“Truly,” replies Bourbon, with a sigh; “but I know not what princess of the blood would enable me to accommodate your highness’s suit in so agreeable a manner.”

“Have you not yourself formed some opinion on the subject?” asks Louise, looking at the Constable with undisguised tenderness.

“No, madame, I have not. Since the hand of your beautiful daughter, Madame Marguerite, is engaged, I know no one.”

“But—” and she hesitates, and again turns her eyes upon him, which the Constable does not observe, as he is adjusting the hilt of his dagger—“but—you forget, Duke, that I am a widow.”

As she speaks she places her hand upon that of the Constable, and gazes into his face. Bourbon starts violently and looks up. Louise de Savoie, still holding his hand, meets his gaze with an unmistakable expression. She is forty years old, but vain and intriguing. There is a pause.

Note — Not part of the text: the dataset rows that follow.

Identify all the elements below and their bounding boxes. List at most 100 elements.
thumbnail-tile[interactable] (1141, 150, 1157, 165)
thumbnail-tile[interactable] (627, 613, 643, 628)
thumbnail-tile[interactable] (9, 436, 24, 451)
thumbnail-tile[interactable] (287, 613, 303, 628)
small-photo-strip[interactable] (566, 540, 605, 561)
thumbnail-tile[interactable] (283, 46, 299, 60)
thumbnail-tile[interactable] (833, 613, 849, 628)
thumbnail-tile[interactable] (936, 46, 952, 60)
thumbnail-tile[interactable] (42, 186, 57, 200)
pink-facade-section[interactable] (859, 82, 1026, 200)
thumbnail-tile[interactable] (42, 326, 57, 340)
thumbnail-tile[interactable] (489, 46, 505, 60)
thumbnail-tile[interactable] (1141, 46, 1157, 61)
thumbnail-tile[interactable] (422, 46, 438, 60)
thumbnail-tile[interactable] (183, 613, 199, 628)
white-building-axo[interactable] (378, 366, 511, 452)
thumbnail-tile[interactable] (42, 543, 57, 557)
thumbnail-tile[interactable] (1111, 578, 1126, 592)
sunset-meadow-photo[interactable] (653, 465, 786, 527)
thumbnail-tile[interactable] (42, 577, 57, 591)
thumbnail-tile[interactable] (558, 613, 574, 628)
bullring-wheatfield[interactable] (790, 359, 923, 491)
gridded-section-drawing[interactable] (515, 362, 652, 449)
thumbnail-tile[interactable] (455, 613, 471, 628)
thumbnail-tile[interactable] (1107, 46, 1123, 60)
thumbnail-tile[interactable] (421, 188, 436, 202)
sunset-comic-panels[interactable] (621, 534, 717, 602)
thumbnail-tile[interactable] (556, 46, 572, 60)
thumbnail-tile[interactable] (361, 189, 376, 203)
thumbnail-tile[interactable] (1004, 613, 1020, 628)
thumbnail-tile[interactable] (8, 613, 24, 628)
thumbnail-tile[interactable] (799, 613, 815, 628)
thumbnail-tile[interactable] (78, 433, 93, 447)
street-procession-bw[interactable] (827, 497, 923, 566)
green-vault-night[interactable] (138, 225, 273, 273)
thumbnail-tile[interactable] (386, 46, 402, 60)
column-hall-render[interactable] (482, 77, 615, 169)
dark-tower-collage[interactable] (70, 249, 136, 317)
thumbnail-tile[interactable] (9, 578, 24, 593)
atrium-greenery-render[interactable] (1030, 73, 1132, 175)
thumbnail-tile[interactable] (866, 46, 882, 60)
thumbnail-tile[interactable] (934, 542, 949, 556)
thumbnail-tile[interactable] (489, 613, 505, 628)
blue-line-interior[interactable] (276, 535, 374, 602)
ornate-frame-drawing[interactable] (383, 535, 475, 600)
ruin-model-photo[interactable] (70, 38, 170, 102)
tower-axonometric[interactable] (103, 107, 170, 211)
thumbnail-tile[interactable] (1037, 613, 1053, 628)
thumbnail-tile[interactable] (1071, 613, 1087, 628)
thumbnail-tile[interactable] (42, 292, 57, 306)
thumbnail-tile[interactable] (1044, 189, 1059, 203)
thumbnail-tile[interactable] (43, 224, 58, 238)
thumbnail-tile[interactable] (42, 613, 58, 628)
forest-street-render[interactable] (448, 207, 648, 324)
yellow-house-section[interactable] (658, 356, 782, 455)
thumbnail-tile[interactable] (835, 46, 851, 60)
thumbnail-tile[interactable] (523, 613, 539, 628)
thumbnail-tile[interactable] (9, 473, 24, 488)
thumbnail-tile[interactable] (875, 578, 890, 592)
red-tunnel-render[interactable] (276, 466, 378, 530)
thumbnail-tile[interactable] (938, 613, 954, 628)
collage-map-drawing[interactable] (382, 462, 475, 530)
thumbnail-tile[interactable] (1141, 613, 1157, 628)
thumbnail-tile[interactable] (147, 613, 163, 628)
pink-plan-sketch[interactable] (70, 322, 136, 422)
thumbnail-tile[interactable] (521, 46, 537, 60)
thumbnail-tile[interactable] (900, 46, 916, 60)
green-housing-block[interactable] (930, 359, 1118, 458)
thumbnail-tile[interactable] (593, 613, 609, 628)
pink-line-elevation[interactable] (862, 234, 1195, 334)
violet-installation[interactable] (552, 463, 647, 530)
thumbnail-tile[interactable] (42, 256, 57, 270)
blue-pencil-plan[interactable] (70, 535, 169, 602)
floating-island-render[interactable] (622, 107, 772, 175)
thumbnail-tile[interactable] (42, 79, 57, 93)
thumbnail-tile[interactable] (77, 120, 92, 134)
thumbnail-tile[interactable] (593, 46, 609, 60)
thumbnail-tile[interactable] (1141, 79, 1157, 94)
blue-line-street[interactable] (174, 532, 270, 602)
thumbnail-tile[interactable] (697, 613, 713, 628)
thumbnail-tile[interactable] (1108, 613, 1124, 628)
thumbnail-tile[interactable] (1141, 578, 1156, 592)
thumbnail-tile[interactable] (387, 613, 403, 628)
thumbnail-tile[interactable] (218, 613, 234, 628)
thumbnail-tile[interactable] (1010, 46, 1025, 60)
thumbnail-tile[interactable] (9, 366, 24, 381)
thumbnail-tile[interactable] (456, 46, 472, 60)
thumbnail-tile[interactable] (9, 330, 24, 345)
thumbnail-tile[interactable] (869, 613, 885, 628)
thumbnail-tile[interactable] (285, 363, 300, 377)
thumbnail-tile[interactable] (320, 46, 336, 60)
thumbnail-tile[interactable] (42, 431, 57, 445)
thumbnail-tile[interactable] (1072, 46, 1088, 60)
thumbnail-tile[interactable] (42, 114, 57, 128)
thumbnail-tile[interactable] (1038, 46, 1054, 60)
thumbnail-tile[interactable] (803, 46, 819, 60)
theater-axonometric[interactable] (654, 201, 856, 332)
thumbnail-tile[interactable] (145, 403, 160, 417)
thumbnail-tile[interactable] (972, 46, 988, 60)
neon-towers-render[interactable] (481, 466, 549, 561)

Then the Constable rises and drops the hand which had rested so softly upon his own. His handsome face darkens into a look of disgust. A flush of rage sends the blood tingling to the cheeks of Louise.

“Your highness mistakes me,” says Bourbon. “The respect I owe to his Majesty, the disparity of our years, my own feelings, all render such an union impossible. Your highness does me great honour, but I do not at present intend to contract any other alliance. If his Majesty goes to law with me, why I will fight him, madame,—that is all.”

“Enough,” answers Louise, in a hoarse voice, “I understand.” The Constable makes a profound obeisance and retires.

This interview was the first act in that long and intricate drama by which the spite of a mortified woman drove the Duc de Bourbon—the greatest general of his age, under whom the arms of France never knew defeat—to become a traitor to his king and to France.

CHAPTER III.
BROTHER AND SISTER.

YEARS have passed; Francis, with his wife, Queen Claude, daughter of Louis XII. and Anne of Brittany, is at Chambord, in the Touraine. Claude, but for the Salic law, would have been Queen of France. In her childhood, she was affianced to Charles, son of Philip the Fair, afterwards Charles V. of Germany, the great rival of Francis. Francis had never loved her, the union had been political; yet Claude is gentle and devoted, and he says of her, “that her soul is as a rose without a thorn.” This queen—the darling of her parents—can neither bear the indifference nor the infidelity of her brilliant husband, and dies of her neglected love at the early age of twenty-five.